Dome casino group plays wrong faith card

The company seeking to turn the Millennium Dome into a supercasino has had to apologise for misrepresenting the views of local religious leaders.

Anschutz Entertainment Group (AEG) had claimed in documents posted on a government website that the Greenwich Peninsula Chaplaincy welcomed “the creation of 4,600 jobs” by the planned casino.

But the claim will have to be removed after protests from the chaplaincy, which represents the area’s different faiths, that it has strong reservations about gambling and the type of jobs that may be created.

The controversy is the latest to hit the Dome regeneration plan, which has been under the spotlight since The Times disclosed the relationship between John Prescott, the Deputy Prime Minister, and Philip Anschutz, the American tycoon who owns AEG. Mr Prescott has met Mr Anschutz seven times and enjoyed a two-night stay last year on his Colorado ranch. He has denied any impropriety in his contacts with Mr Anschutz.

AEG will be embarrassed by the dispute with the chaplaincy, just before this week’s public hearings at which casino proposals from six areas will be discussed.

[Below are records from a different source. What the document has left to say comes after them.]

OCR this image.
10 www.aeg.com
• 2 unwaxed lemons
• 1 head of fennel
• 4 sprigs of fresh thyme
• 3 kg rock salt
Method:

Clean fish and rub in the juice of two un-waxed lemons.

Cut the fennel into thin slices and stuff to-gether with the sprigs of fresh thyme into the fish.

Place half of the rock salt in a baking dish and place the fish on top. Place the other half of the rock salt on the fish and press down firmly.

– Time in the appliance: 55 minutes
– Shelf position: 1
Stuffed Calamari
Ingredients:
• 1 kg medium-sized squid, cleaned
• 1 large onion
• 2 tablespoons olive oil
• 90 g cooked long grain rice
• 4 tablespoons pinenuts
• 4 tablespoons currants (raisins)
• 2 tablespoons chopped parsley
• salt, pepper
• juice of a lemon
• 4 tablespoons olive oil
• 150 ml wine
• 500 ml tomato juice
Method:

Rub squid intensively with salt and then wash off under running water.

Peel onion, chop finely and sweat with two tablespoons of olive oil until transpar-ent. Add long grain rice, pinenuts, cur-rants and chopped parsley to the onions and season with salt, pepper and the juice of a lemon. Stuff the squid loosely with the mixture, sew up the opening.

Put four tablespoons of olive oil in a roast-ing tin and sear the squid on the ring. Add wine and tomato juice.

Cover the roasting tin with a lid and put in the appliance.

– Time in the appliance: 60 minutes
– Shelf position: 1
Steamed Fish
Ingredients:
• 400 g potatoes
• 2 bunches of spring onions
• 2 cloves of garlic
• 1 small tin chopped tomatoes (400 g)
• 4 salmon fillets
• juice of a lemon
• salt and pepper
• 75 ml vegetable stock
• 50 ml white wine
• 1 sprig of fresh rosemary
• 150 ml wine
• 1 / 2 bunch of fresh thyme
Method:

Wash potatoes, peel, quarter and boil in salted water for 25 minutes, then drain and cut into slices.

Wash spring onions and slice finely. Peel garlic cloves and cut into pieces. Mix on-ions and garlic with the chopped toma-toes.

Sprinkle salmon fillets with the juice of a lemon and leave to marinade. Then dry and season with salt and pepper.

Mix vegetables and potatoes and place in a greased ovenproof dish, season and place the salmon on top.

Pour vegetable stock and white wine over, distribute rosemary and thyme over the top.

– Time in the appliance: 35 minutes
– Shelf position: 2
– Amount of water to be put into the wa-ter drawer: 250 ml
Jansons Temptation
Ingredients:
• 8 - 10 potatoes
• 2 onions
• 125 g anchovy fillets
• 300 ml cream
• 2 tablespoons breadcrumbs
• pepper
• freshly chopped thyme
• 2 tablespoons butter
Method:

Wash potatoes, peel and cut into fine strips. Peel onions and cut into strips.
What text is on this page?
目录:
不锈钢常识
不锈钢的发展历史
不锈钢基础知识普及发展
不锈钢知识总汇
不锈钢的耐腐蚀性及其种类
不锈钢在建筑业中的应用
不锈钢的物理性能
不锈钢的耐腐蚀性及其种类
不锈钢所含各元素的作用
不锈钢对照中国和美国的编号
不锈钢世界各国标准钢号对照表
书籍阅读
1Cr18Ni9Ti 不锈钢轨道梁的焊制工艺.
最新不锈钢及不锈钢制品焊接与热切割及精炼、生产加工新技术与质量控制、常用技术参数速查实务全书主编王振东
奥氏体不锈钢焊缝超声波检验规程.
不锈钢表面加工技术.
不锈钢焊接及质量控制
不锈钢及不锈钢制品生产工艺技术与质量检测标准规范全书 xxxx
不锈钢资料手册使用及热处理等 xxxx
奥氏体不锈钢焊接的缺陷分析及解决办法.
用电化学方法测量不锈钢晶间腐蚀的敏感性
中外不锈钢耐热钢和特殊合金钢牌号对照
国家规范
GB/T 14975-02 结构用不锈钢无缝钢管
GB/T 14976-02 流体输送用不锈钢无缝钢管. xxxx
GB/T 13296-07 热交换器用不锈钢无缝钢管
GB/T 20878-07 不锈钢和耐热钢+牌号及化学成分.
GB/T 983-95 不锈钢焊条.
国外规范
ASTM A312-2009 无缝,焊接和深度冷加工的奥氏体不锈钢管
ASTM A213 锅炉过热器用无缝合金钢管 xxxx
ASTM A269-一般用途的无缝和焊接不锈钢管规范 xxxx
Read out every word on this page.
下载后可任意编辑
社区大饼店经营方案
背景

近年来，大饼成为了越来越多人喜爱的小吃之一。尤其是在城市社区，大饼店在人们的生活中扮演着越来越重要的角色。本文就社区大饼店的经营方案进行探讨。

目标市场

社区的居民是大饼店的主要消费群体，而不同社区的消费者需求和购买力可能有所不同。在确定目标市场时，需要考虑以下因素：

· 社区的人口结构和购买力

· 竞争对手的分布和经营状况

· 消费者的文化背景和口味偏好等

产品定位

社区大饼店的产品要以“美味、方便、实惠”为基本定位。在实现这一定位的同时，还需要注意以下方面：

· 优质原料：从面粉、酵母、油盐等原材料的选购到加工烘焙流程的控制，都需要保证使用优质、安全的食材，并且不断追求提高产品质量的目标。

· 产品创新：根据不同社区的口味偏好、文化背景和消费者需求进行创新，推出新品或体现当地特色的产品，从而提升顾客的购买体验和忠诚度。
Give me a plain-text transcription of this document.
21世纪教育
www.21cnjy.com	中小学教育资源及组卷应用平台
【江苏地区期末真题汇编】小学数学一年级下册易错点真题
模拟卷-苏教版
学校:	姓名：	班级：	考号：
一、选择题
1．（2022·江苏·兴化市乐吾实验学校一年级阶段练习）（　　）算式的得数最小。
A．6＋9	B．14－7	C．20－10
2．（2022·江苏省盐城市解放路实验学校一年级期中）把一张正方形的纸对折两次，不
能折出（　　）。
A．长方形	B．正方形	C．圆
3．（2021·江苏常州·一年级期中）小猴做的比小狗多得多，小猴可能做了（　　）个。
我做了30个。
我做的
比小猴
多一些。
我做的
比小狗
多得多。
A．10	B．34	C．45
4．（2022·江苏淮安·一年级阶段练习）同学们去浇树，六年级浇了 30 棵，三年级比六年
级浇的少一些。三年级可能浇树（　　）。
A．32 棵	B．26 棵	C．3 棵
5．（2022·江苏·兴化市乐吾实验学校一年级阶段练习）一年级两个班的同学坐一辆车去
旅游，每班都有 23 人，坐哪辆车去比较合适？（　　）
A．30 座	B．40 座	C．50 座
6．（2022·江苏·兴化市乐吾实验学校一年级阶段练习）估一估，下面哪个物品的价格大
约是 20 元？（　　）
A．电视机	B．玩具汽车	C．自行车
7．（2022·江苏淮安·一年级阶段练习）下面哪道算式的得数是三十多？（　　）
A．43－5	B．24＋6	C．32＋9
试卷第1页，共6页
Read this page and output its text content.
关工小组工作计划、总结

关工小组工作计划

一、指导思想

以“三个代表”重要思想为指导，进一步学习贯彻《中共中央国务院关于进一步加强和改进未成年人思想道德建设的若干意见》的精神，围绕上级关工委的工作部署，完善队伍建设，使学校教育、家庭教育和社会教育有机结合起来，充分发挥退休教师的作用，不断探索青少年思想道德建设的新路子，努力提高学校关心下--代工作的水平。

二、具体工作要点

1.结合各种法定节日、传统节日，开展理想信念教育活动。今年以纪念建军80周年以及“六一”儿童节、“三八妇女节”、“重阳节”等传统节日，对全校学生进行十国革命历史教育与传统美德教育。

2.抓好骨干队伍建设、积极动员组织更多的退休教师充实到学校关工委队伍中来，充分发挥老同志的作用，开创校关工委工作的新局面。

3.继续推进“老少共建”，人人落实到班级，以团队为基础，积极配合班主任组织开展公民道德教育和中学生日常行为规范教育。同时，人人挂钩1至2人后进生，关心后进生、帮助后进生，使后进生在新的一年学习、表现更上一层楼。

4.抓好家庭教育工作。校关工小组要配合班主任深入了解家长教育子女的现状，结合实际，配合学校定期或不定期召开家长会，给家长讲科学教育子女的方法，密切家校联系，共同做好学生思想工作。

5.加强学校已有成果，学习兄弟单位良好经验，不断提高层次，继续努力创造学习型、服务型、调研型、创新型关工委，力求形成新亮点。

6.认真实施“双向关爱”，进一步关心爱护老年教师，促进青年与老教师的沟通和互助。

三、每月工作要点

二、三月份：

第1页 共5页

The Rev Malcolm Torry said that he had protested after AEG had “imperfectly summarised” the views of the chaplaincy. In e-mails to AEG and Greenwich Council, Mr Torry said that he had had to send “a rather intemperate e-mail” to the Department for Culture, Media and Sport, which published the inaccurate summary on its website.

David Campbell, the chief executive of AEG Europe, responded swiftly with an unreserved apology. He wrote: “I sincerely hope this genuine mistake does not stop us all moving forward…”

Mr Torry said yesterday: “These are very sensitive times for relationships between the faiths, particularly after recent events, and it is important that we should be careful about how the views of a body like ours are represented.”

He added: “I am not attributing any malicious motives to this … We are perfectly happy with the apology and consider the issue to be closed. They’ve admitted their mistake.”

AEG has built a supercasino shell inside the Dome, even though the Casino Advisory Panel will not announce the winning site until December.